For lenders, a single lending decision takes on average 15-20 hours of dedicated staff time. Generally, one-quarter of application processing time is spent exclusively on travel, and a substantial portion of this time is by high-cost staff such as credit officers, branch managers or collateral valuation consultants.
Within this time-intensive screening process, close to one quarter of the total application processing time is made up of applicant data collection.
The collection of applicant information usually involves approximately 250 total pieces of paperwork.
The collection of this paperwork often requires, on average, five distinct face-to-face meetings for the lender and its agents with a resulting turnaround time of 20 days, but for many lenders it can be as long as 40 days.
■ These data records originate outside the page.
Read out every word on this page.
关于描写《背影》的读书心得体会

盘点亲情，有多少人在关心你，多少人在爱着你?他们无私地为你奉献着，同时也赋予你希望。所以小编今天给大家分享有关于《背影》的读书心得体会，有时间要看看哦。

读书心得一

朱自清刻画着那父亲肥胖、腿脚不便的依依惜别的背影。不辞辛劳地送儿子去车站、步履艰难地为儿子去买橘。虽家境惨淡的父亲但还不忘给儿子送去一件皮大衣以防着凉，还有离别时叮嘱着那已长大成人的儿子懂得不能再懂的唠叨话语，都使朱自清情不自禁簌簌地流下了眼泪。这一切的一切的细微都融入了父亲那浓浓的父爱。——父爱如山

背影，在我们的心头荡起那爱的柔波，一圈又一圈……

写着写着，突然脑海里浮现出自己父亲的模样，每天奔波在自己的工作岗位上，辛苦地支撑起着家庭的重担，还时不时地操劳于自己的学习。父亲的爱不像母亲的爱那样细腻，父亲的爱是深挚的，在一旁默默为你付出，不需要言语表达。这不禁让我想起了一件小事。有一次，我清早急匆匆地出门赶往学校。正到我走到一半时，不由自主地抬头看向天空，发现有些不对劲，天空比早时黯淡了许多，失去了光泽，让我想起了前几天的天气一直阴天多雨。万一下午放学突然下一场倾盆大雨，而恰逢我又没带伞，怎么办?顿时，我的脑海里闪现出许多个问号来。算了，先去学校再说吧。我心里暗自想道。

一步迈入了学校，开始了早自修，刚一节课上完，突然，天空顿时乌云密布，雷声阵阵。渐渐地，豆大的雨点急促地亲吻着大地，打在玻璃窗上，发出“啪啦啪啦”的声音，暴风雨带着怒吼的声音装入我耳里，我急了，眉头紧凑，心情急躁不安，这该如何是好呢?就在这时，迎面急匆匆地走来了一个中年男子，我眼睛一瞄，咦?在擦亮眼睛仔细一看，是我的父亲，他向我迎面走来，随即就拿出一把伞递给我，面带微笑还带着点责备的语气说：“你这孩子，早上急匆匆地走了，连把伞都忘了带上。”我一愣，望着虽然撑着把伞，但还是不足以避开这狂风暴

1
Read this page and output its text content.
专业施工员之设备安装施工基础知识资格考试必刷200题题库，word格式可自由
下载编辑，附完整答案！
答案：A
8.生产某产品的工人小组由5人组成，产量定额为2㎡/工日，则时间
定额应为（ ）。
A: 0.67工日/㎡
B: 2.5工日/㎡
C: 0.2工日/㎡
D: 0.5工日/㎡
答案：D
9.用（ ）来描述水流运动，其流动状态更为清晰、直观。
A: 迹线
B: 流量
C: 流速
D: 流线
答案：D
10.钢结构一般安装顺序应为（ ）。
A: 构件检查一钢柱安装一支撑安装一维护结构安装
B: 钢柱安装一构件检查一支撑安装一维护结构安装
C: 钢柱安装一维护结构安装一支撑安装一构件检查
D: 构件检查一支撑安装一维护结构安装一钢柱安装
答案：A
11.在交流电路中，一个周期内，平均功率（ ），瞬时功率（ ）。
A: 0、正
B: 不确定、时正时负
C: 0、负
Banks have historically overcome the credit information gap through using labour-intensive screening processes, yet these processes are becoming less viable as the cost of labour increases. Given the rising competition for skilled labor in the industry over the past 6 years, loan officer salaries have increased by 174%, thus making a labour-intensive screening model unviable.
Small changes in streamlining lending operations can have significant impact on a lenders’ bottom line.
A McKinsey survey of 29 MSME lenders in Asia and Africa documents that one of the top three needs MSME clients universally desire is a reduction in paperwork. The survey shows that an African bank saved Rs87 crore just by cutting its MSME application form down to two pages, while maintaining the portfolio quality.
India is moving in the right direction. The Reserve Bank of India’s recent modification of KYC requirements may slightly relieve applicants and lenders of their paperwork burdens, yet there is still tremendous opportunity to generate savings and expand portfolios by employing a data-driven approach to reconsider the value of each part of the loan application process.
Today lending in the MSME sector involves prohibitive screening costs and application processing times. As a result, many creditworthy entrepreneurs are excluded from the formal financial sector. Lenders willing to innovate to maximize efficiency while maintaining risk will be most effective in reaching underbanked populations.